Commands: read_csv() rename() head()
mydata = read.csv(file="data/Advertising.csv")
head(mydata)
## X TV radio newspaper sales
## 1 1 230.1 37.8 69.2 22.1
## 2 2 44.5 39.3 45.1 10.4
## 3 3 17.2 45.9 69.3 9.3
## 4 4 151.5 41.3 58.5 18.5
## 5 5 180.8 10.8 58.4 12.9
## 6 6 8.7 48.9 75.0 7.2
corr = cor(mydata [-c(1)] )
corr
## TV radio newspaper sales
## TV 1.00000000 0.05480866 0.05664787 0.7822244
## radio 0.05480866 1.00000000 0.35410375 0.5762226
## newspaper 0.05664787 0.35410375 1.00000000 0.2282990
## sales 0.78222442 0.57622257 0.22829903 1.0000000
qplot( x = mydata$radio, y = mydata$sales, data = mydata)
##The variables have a positive correlation
#Simple Linear Regression Model
reg <- lm(mydata$sales ~ mydata$radio )
#Summary of Simple Linear Regression Model
summary(reg)
##
## Call:
## lm(formula = mydata$sales ~ mydata$radio)
##
## Residuals:
## Min 1Q Median 3Q Max
## -15.7305 -2.1324 0.7707 2.7775 8.1810
##
## Coefficients:
## Estimate Std. Error t value Pr(>|t|)
## (Intercept) 9.31164 0.56290 16.542 <2e-16 ***
## mydata$radio 0.20250 0.02041 9.921 <2e-16 ***
## ---
## Signif. codes: 0 '***' 0.001 '**' 0.01 '*' 0.05 '.' 0.1 ' ' 1
##
## Residual standard error: 4.275 on 198 degrees of freedom
## Multiple R-squared: 0.332, Adjusted R-squared: 0.3287
## F-statistic: 98.42 on 1 and 198 DF, p-value: < 2.2e-16
#p <- qplot( x = INDEPENDENT_VARIABLE, y = DEPENDENT_VARIABLE, data = mydata) + geom_point()
p <- qplot( x = radio, y = sales, data = mydata) + geom_point()
#Add a trend line plot using the a linear model
p + geom_smooth(method = "lm", formula = y ~ x)
mlr2 <- lm( mydata$sales ~ mydata$radio + mydata$TV + mydata$newspaper)
summary (mlr2)
##
## Call:
## lm(formula = mydata$sales ~ mydata$radio + mydata$TV + mydata$newspaper)
##
## Residuals:
## Min 1Q Median 3Q Max
## -8.8277 -0.8908 0.2418 1.1893 2.8292
##
## Coefficients:
## Estimate Std.

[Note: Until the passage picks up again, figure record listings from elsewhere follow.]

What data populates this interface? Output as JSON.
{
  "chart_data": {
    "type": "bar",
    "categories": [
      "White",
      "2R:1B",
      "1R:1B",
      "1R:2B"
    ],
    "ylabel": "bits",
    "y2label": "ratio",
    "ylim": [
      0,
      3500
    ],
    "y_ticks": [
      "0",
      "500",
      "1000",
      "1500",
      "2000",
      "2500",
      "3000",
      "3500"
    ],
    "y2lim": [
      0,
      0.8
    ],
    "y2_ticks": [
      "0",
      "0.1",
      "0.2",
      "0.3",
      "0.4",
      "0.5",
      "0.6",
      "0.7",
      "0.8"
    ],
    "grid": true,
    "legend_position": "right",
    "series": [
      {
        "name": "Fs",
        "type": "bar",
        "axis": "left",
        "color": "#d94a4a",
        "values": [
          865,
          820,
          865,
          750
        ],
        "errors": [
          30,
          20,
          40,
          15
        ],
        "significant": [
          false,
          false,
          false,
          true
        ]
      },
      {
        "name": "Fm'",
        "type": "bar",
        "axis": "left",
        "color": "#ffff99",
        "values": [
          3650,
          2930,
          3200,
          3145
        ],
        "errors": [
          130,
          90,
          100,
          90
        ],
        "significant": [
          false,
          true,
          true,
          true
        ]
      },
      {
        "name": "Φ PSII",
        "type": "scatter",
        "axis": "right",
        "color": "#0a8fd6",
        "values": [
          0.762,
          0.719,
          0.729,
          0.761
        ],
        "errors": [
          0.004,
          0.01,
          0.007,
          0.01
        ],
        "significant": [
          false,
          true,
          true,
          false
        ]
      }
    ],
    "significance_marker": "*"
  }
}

Error t value Pr(>|t|)
## (Intercept) 2.938889 0.311908 9.422 <2e-16 ***
## mydata$radio 0.188530 0.008611 21.893 <2e-16 ***
## mydata$TV 0.045765 0.001395 32.809 <2e-16 ***
## mydata$newspaper -0.001037 0.005871 -0.177 0.86
## ---
## Signif. codes: 0 '***' 0.001 '**' 0.01 '*' 0.05 '.' 0.1 ' ' 1
##
## Residual standard error: 1.686 on 196 degrees of freedom
## Multiple R-squared: 0.8972, Adjusted R-squared: 0.8956
## F-statistic: 570.3 on 3 and 196 DF, p-value: < 2.2e-16
To complete the last task, follow the directions found below. Make sure to screenshot and attach any pictures of the results obtained or any questions asked.
knitr::include_graphics('Screen Shot 2018-02-28 at 2.35.38 PM.png')
##Radio and TV spending can strongly predict sales
knitr::include_graphics('Screen Shot 2018-02-28 at 4.03.05 PM.png')
### 3C) How do Watson results reconcile with your findings based on the R regression analysis in task 2? Explain how. ##Watson results are similiar to the results from the R regression analysis. The model in task two, which included both TV and radio was more accurate than the inidivual model and the model with all 3 variables.